Required Python3 packages

  • bidict
  • numba
  • numpy
  • nltk
  • scipy
  • pyzmq

Usage

Single Machine

Using this repo is very straightforward.

  1. You need a file which is tokenized, delimited by space for words and one sentence per line.
  2. Then use utils/make_ints_file.py to process the file into two files, {*}.ints and {*}.dict.
  3. Create a config file following the format below. You can also find a sample config file in the repo.
  4. You can run python dimi-trainer.py config-file.ini now.
  5. Useful files will be generated in a output directory.
[io]
input_file = ./genmodel/ptb_20.dev.linetoks.ints
output_dir = ./outputs/WSJ20
dict_file = ./genmodel/ptb_20.dev.linetoks.dict

[params]
iters = 700
K = 15
init_alpha = .2
cpu_workers = 18
D = 2
batch_per_worker = 200

input_file: path to a ints file output_dir: path to a directory where the output files will be written dict_file: path to a dict file iters: total number of iterations to run K: total number of non-terminal categories init_alpha: the symmetric Dirichlet prior parameter cpu_workers: number of processes D: maximum allowed depthf for induced grammars batch_per_worker: number of sentences per batch per worker

Cluster

It is also easy to use this with a cluster. The steps are essentially the same as the single machine usage. The only differences are:

  1. You need to set cpu_workers to 0 in your config to tell the master that it is a master.
  2. You need to run python start_cluster_worker/py --config-path . for each worker you want to launch. This may be achieved in a cluster by submitting an array job and ask for one core for each worker.
  3. That's it.

Continue a run

You use a config file only when you want to start a new run. In order to continue an old run, you can do python dimi-trainer.py the/path/to/output_dir, and the program will read the models and config from there to continue a run. The single machine and cluster steps still apply.

Output

After running for a while, you may see some files in your output directory. First, the output directory is named like this : output_dir_D*K*A*_i, where *s are hyper-parameters set by you, and i is the index of the directory to avoid overwriting. Therefore you can run multiple experiments with the same config file without worrying about they will overwrite each other.

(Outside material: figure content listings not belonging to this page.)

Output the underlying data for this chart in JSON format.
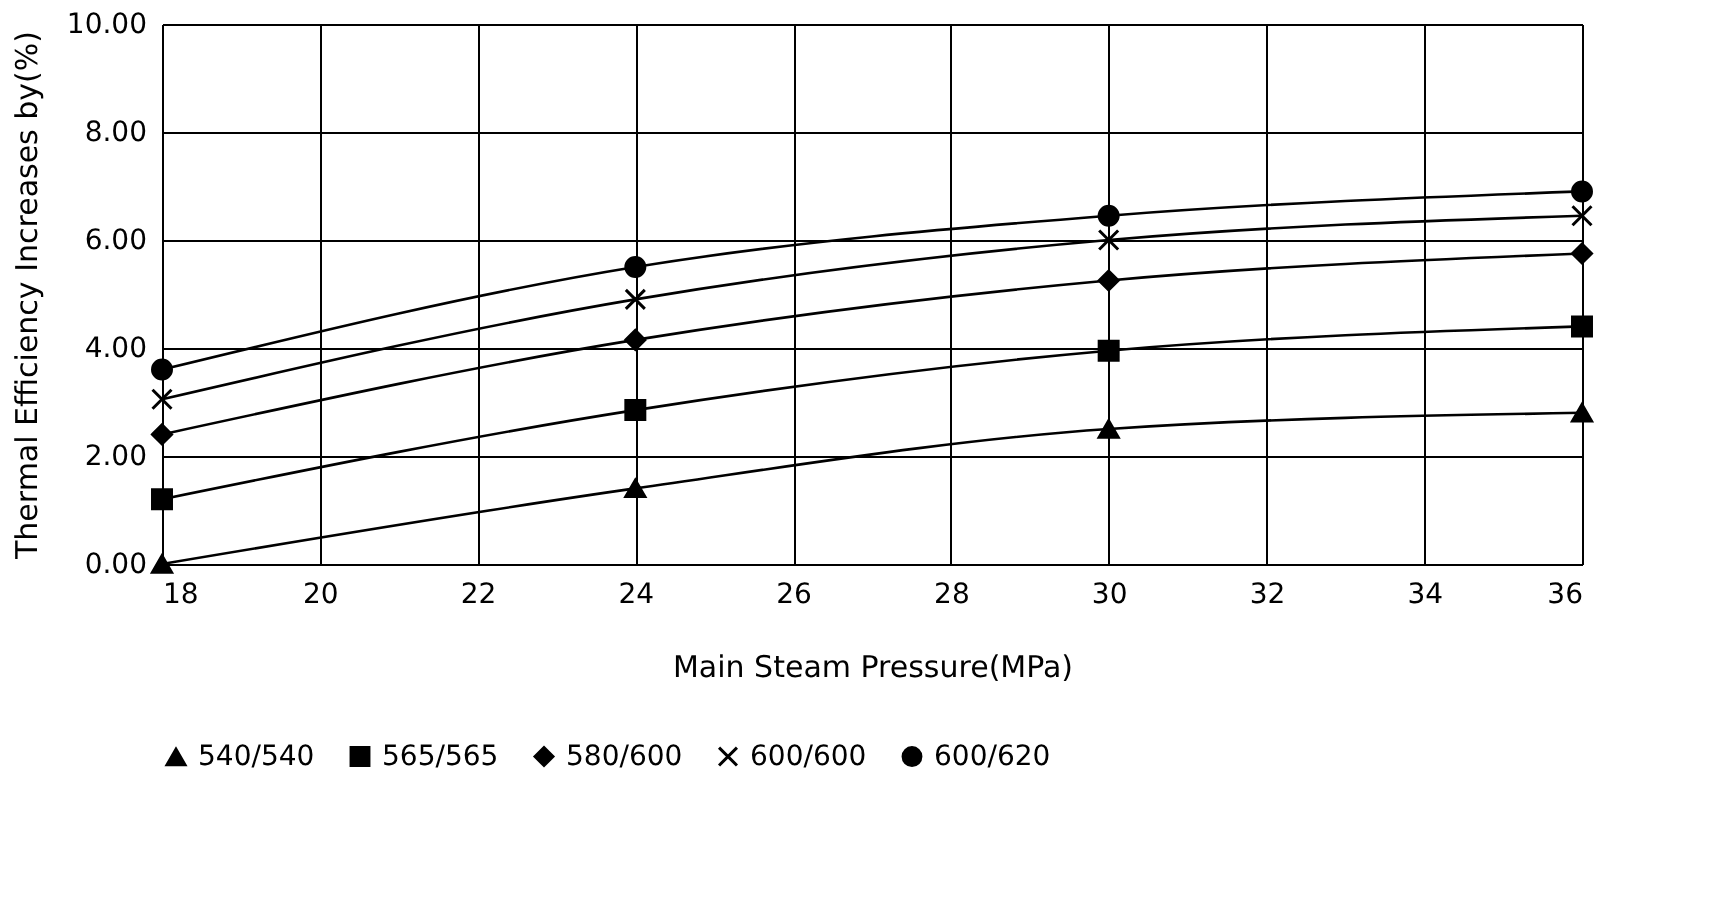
{
  "chart_data": {
    "type": "line",
    "xlabel": "Main Steam Pressure(MPa)",
    "ylabel": "Thermal Efficiency Increases by(%)",
    "x": [
      18,
      24,
      30,
      36
    ],
    "series": [
      {
        "name": "540/540",
        "color": "#000000",
        "marker": "triangle",
        "values": [
          0.0,
          1.4,
          2.5,
          2.8
        ]
      },
      {
        "name": "565/565",
        "color": "#000000",
        "marker": "square",
        "values": [
          1.2,
          2.85,
          3.95,
          4.4
        ]
      },
      {
        "name": "580/600",
        "color": "#000000",
        "marker": "diamond",
        "values": [
          2.4,
          4.15,
          5.25,
          5.75
        ]
      },
      {
        "name": "600/600",
        "color": "#000000",
        "marker": "cross",
        "values": [
          3.05,
          4.9,
          6.0,
          6.45
        ]
      },
      {
        "name": "600/620",
        "color": "#000000",
        "marker": "circle",
        "values": [
          3.6,
          5.5,
          6.45,
          6.9
        ]
      }
    ],
    "xlim": [
      18,
      36
    ],
    "xticks": [
      18,
      20,
      22,
      24,
      26,
      28,
      30,
      32,
      34,
      36
    ],
    "ylim": [
      0,
      10
    ],
    "yticks": [
      {
        "value": 0,
        "label": "0.00"
      },
      {
        "value": 2,
        "label": "2.00"
      },
      {
        "value": 4,
        "label": "4.00"
      },
      {
        "value": 6,
        "label": "6.00"
      },
      {
        "value": 8,
        "label": "8.00"
      },
      {
        "value": 10,
        "label": "10.00"
      }
    ],
    "grid": true,
    "legend": "bottom",
    "line_style": "solid"
  }
}
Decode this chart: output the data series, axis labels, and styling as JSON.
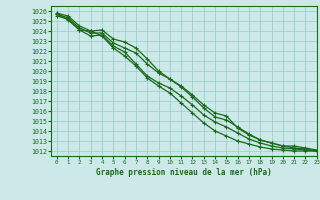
{
  "title": "Graphe pression niveau de la mer (hPa)",
  "x_ticks": [
    0,
    1,
    2,
    3,
    4,
    5,
    6,
    7,
    8,
    9,
    10,
    11,
    12,
    13,
    14,
    15,
    16,
    17,
    18,
    19,
    20,
    21,
    22,
    23
  ],
  "xlim": [
    -0.5,
    23
  ],
  "ylim": [
    1011.5,
    1026.5
  ],
  "y_ticks": [
    1012,
    1013,
    1014,
    1015,
    1016,
    1017,
    1018,
    1019,
    1020,
    1021,
    1022,
    1023,
    1024,
    1025,
    1026
  ],
  "background_color": "#cce8e8",
  "grid_color": "#99cccc",
  "line_color": "#1a6b1a",
  "line_width": 0.9,
  "marker": "+",
  "marker_size": 3,
  "marker_edge_width": 0.8,
  "series": [
    [
      1025.5,
      1025.2,
      1024.1,
      1024.0,
      1024.1,
      1023.2,
      1022.9,
      1022.3,
      1021.2,
      1020.0,
      1019.2,
      1018.5,
      1017.6,
      1016.6,
      1015.8,
      1015.5,
      1014.3,
      1013.6,
      1013.1,
      1012.8,
      1012.5,
      1012.5,
      1012.3,
      1012.1
    ],
    [
      1025.7,
      1025.3,
      1024.3,
      1023.8,
      1023.8,
      1022.8,
      1022.3,
      1021.8,
      1020.7,
      1019.8,
      1019.2,
      1018.4,
      1017.4,
      1016.3,
      1015.4,
      1015.1,
      1014.4,
      1013.7,
      1013.1,
      1012.8,
      1012.5,
      1012.3,
      1012.2,
      1012.0
    ],
    [
      1025.7,
      1025.1,
      1024.1,
      1023.5,
      1023.6,
      1022.5,
      1021.9,
      1020.7,
      1019.5,
      1018.8,
      1018.3,
      1017.5,
      1016.6,
      1015.6,
      1014.9,
      1014.4,
      1013.8,
      1013.2,
      1012.8,
      1012.5,
      1012.3,
      1012.2,
      1012.1,
      1012.0
    ],
    [
      1025.8,
      1025.5,
      1024.5,
      1024.0,
      1023.5,
      1022.3,
      1021.5,
      1020.5,
      1019.3,
      1018.5,
      1017.8,
      1016.8,
      1015.8,
      1014.8,
      1014.0,
      1013.5,
      1013.0,
      1012.7,
      1012.4,
      1012.2,
      1012.1,
      1012.0,
      1012.0,
      1012.0
    ]
  ]
}
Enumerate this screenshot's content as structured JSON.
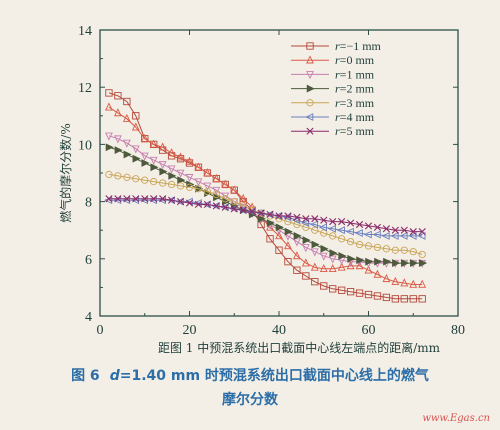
{
  "chart_data": {
    "type": "line",
    "xlabel": "距图 1 中预混系统出口截面中心线左端点的距离/mm",
    "ylabel": "燃气的摩尔分数/%",
    "xlim": [
      0,
      80
    ],
    "ylim": [
      4,
      14
    ],
    "xticks": [
      "0",
      "20",
      "40",
      "60",
      "80"
    ],
    "yticks": [
      "4",
      "6",
      "8",
      "10",
      "12",
      "14"
    ],
    "grid": false,
    "legend_position": "top-right",
    "x": [
      2,
      4,
      6,
      8,
      10,
      12,
      14,
      16,
      18,
      20,
      22,
      24,
      26,
      28,
      30,
      32,
      34,
      36,
      38,
      40,
      42,
      44,
      46,
      48,
      50,
      52,
      54,
      56,
      58,
      60,
      62,
      64,
      66,
      68,
      70,
      72
    ],
    "series": [
      {
        "name": "r=−1 mm",
        "marker": "square",
        "color": "#b5493c",
        "values": [
          11.8,
          11.7,
          11.5,
          11.0,
          10.2,
          10.0,
          9.8,
          9.6,
          9.5,
          9.35,
          9.2,
          9.0,
          8.8,
          8.6,
          8.4,
          8.0,
          7.7,
          7.2,
          6.7,
          6.3,
          5.9,
          5.6,
          5.4,
          5.2,
          5.05,
          4.95,
          4.9,
          4.85,
          4.8,
          4.75,
          4.7,
          4.65,
          4.6,
          4.6,
          4.6,
          4.6
        ]
      },
      {
        "name": "r=0 mm",
        "marker": "triangle-up",
        "color": "#d95a45",
        "values": [
          11.3,
          11.1,
          10.9,
          10.6,
          10.2,
          10.0,
          9.9,
          9.7,
          9.55,
          9.4,
          9.2,
          9.0,
          8.8,
          8.6,
          8.4,
          8.1,
          7.8,
          7.45,
          7.1,
          6.8,
          6.45,
          6.1,
          5.85,
          5.7,
          5.65,
          5.65,
          5.7,
          5.75,
          5.75,
          5.6,
          5.45,
          5.3,
          5.2,
          5.15,
          5.1,
          5.1
        ]
      },
      {
        "name": "r=1 mm",
        "marker": "triangle-down",
        "color": "#c77fb0",
        "values": [
          10.3,
          10.2,
          10.05,
          9.85,
          9.6,
          9.45,
          9.3,
          9.15,
          9.0,
          8.85,
          8.7,
          8.55,
          8.4,
          8.2,
          8.0,
          7.8,
          7.6,
          7.4,
          7.2,
          7.0,
          6.8,
          6.6,
          6.4,
          6.25,
          6.1,
          6.0,
          5.95,
          5.9,
          5.9,
          5.85,
          5.85,
          5.85,
          5.85,
          5.85,
          5.85,
          5.85
        ]
      },
      {
        "name": "r=2 mm",
        "marker": "triangle-right",
        "color": "#4d5a3c",
        "values": [
          9.9,
          9.8,
          9.65,
          9.5,
          9.35,
          9.2,
          9.05,
          8.9,
          8.75,
          8.6,
          8.45,
          8.3,
          8.15,
          8.0,
          7.85,
          7.7,
          7.55,
          7.4,
          7.25,
          7.1,
          6.95,
          6.8,
          6.65,
          6.5,
          6.35,
          6.2,
          6.1,
          6.0,
          5.95,
          5.9,
          5.9,
          5.9,
          5.85,
          5.85,
          5.85,
          5.85
        ]
      },
      {
        "name": "r=3 mm",
        "marker": "circle",
        "color": "#c9a557",
        "values": [
          8.95,
          8.9,
          8.85,
          8.8,
          8.75,
          8.7,
          8.65,
          8.6,
          8.55,
          8.5,
          8.45,
          8.35,
          8.25,
          8.1,
          8.0,
          7.85,
          7.7,
          7.6,
          7.5,
          7.4,
          7.3,
          7.2,
          7.1,
          7.0,
          6.9,
          6.8,
          6.7,
          6.6,
          6.5,
          6.45,
          6.4,
          6.35,
          6.3,
          6.3,
          6.25,
          6.15
        ]
      },
      {
        "name": "r=4 mm",
        "marker": "triangle-left",
        "color": "#6b7fc0",
        "values": [
          8.05,
          8.05,
          8.05,
          8.05,
          8.05,
          8.05,
          8.05,
          8.05,
          8.0,
          8.0,
          7.95,
          7.9,
          7.85,
          7.8,
          7.75,
          7.7,
          7.65,
          7.6,
          7.55,
          7.5,
          7.45,
          7.35,
          7.25,
          7.2,
          7.1,
          7.05,
          7.0,
          6.95,
          6.9,
          6.85,
          6.85,
          6.8,
          6.8,
          6.8,
          6.8,
          6.8
        ]
      },
      {
        "name": "r=5 mm",
        "marker": "x",
        "color": "#8a2a6a",
        "values": [
          8.1,
          8.1,
          8.1,
          8.1,
          8.1,
          8.1,
          8.1,
          8.05,
          8.0,
          7.95,
          7.9,
          7.9,
          7.85,
          7.8,
          7.75,
          7.7,
          7.65,
          7.6,
          7.55,
          7.5,
          7.5,
          7.45,
          7.4,
          7.4,
          7.35,
          7.3,
          7.3,
          7.25,
          7.2,
          7.15,
          7.1,
          7.05,
          7.0,
          7.0,
          6.95,
          6.95
        ]
      }
    ]
  },
  "legend": {
    "label_prefix": "r",
    "items": [
      "=−1 mm",
      "=0 mm",
      "=1 mm",
      "=2 mm",
      "=3 mm",
      "=4 mm",
      "=5 mm"
    ]
  },
  "caption": {
    "figure_no": "图 6",
    "variable": "d",
    "line1_rest": "=1.40 mm 时预混系统出口截面中心线上的燃气",
    "line2": "摩尔分数"
  },
  "watermark": "www.Egas.cn"
}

In your output directory, these useful files may be generated:

  • iter_{k}.linetrees.gz: k is the iteration number. These are the sampled trees for the corpus you use. You should be able to view them with zless or less directly.
  • pcfg_model_{k}.pkl: The program saves the whole PCFG model for the workers to use, but only keeps the most recent three model files around, as well as every 100th model. These are the models that are saved.
  • pcfg_hypparams.txt: This is a log file for some important runtime statistics. The commonly used ones include loglikelihood and right-branching score.
  • pcfg_counts_info.txt: Records the raw counts of each non-terminals categories. The total occurrences and the terminal only occurrences are recorded.
  • log.txt: This is a general log file of runtime information with timestamps.

Other helpful scripts

Please visit the utils folder to view its Readme for notes on some convenience tools this repo supplies.

Example

You can start an example run by doing python dimi-trainer.py config/config.ini with the repo. It runs the center-embedding synthetic dataset provided in datasets. You should see with a high probability that the run converges at around -1880 loglikelihood with a right-branching score of 0.2. There is a chance you are not able to get these results on the first try, so please try a couple more runs.